Namun, mengapa masih dilanggar?

Di sini jika tidak mau menjadi rak yang paling bawah jangan sok jagoan. Rak paling bawah adalah kasta terendah, paling hina, dan yang paling tidak berhak memegang gelar manusia. Apa belum jelas? Angin sudah membawa kabar itu dan banyak dahan yang mengiyakan. Lalu, seorang lelaki sekarat terhuyung-huyung karena kecerobohannya.

Suara-suara itu masih mendengung.

Bergetar di gendang telinga.

Berisik!

Gaduh!

Dan meracau!

Dia memegangi telinga, wajahnya tampak menahan kesakitan. Dengan sekuat tenaga menghalau suara-suara bising, tetapi dia tidak mampu. Untaian-untaian melodi mengerikan itu terus bergelayutan di benaknya. Rasanya pening, perut ingin mengeluarkan asam lambung, dan kulit tampak pecah-pecah karena suhu dingin.

Inilah akibat jika berani melawan sistem kekuasaan Negeri Para-Para.

“Tempat keparat! Sejuta orang yang hidup di rak bawah akan mengutuk kalian!”

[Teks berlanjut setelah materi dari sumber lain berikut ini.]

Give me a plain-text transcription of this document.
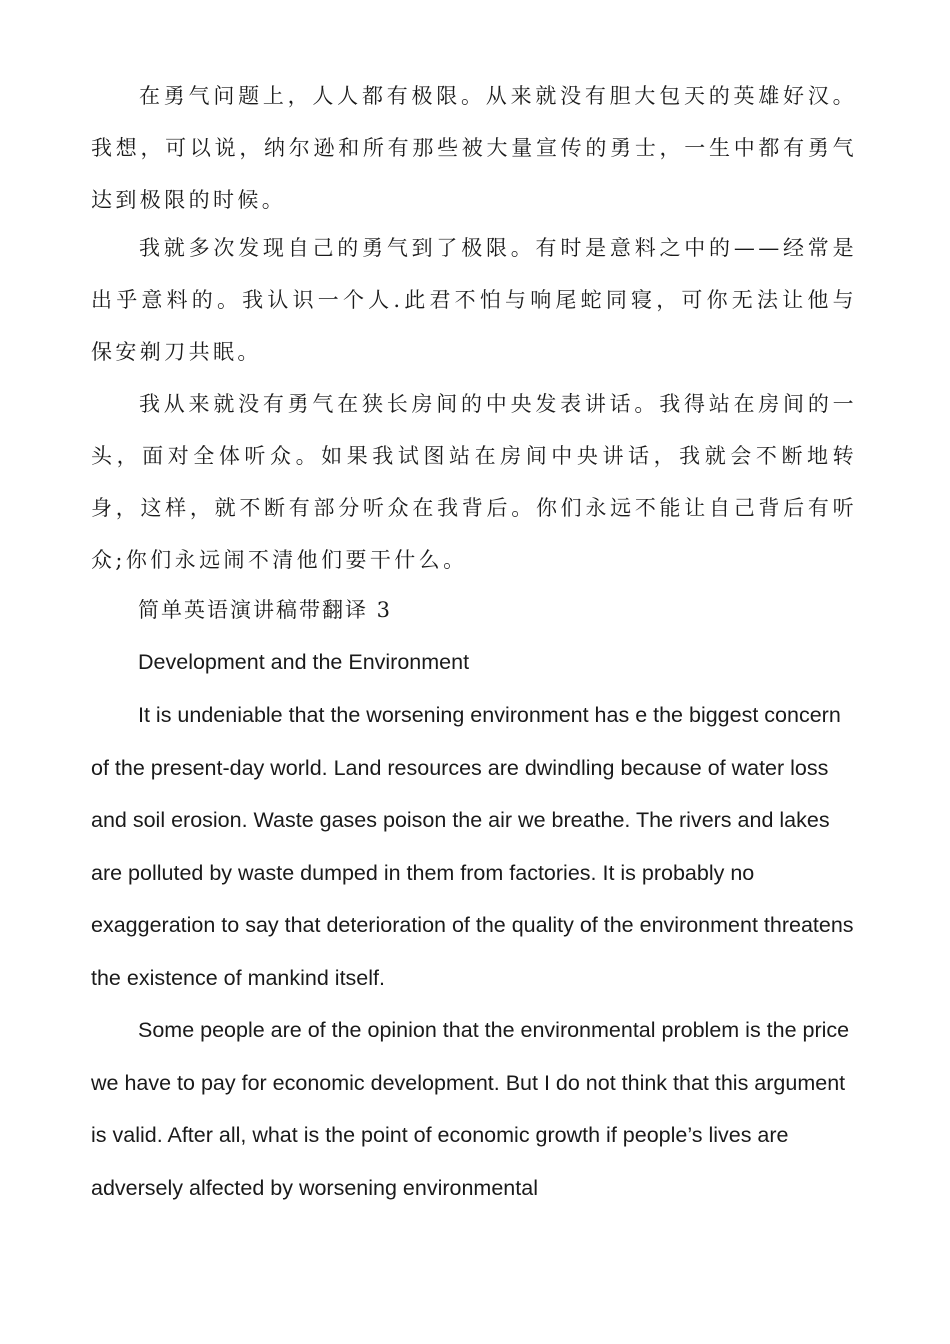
在勇气问题上，人人都有极限。从来就没有胆大包天的英雄好汉。我想，可以说，纳尔逊和所有那些被大量宣传的勇士，一生中都有勇气达到极限的时候。

我就多次发现自己的勇气到了极限。有时是意料之中的——经常是出乎意料的。我认识一个人.此君不怕与响尾蛇同寝，可你无法让他与保安剃刀共眠。

我从来就没有勇气在狭长房间的中央发表讲话。我得站在房间的一头，面对全体听众。如果我试图站在房间中央讲话，我就会不断地转身，这样，就不断有部分听众在我背后。你们永远不能让自己背后有听众;你们永远闹不清他们要干什么。

简单英语演讲稿带翻译 3

Development and the Environment

It is undeniable that the worsening environment has e the biggest concern of the present-day world. Land resources are dwindling because of water loss and soil erosion. Waste gases poison the air we breathe. The rivers and lakes are polluted by waste dumped in them from factories. It is probably no exaggeration to say that deterioration of the quality of the environment threatens the existence of mankind itself.

Some people are of the opinion that the environmental problem is the price we have to pay for economic development. But I do not think that this argument is valid. After all, what is the point of economic growth if people’s lives are adversely alfected by worsening environmental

Rutukan terus mengalir sederas rasa sakit yang menyerang otaknya. Pening itu tidak mau pergi, kalau saja satu ketukan keras bisa menghilangkan rasa sakit itu, pasti akan dia lakukan. Namun, mau seribu kali pun tidak akan mungkin mengeluarkan suara-suara itu dari kepalanya.

Datang lalu pergi.

Datang lagi lalu pergi lagi.

Datang hingga pergi yang tak kunjung kembali

Nyanyian-nyanyian itu menggema di kepala. Terus berputar seperti kereta yang melaju pada rel bundar. Tak pernah berhenti terus melaju.

“Aku tidak mau dengar lagi!” teriak pemuda sekarat itu. Napasnya terseggal-sengal, hidungnya berdarah, dan kakinya goyah.

Suasana hutan yang gelap tanpa penerangan, membuat suasana dingin dan mencekam. Menguliti akal sehat, hingga tidak ada lagi yang bisa dia andalkan kecuali menit-menit terakhir sebelum kematiannya.

Apa yang indah dari lentara kalau bukan cahayanya.

Apa yang lebih  berwarna ketimbang sinar rembulan yang memantul di kolam?

Apa yang lebih memesona dari penguasa Para-Para yang penuh amarah”

“Cukup!” teriak laki-laki itu lagi, suaranya kini serak, dipenuhi rasa putus asa dan air mata. “Aku bukan seorang penjinak melodi lagi, dan aku tidak mau ingat melodi itu lagi!”

Sambil terseduh-seduh, laki-laki itu menjatuhkan diri ke atas lumut. Di bawah akar pohon beringin yang menjuntai-juntai ia terkapar. Dia terisak dengan suara tangisan yang memilukan, melodi-melodi kematian kini menguar, mendekatinya dengan gerakan lembut.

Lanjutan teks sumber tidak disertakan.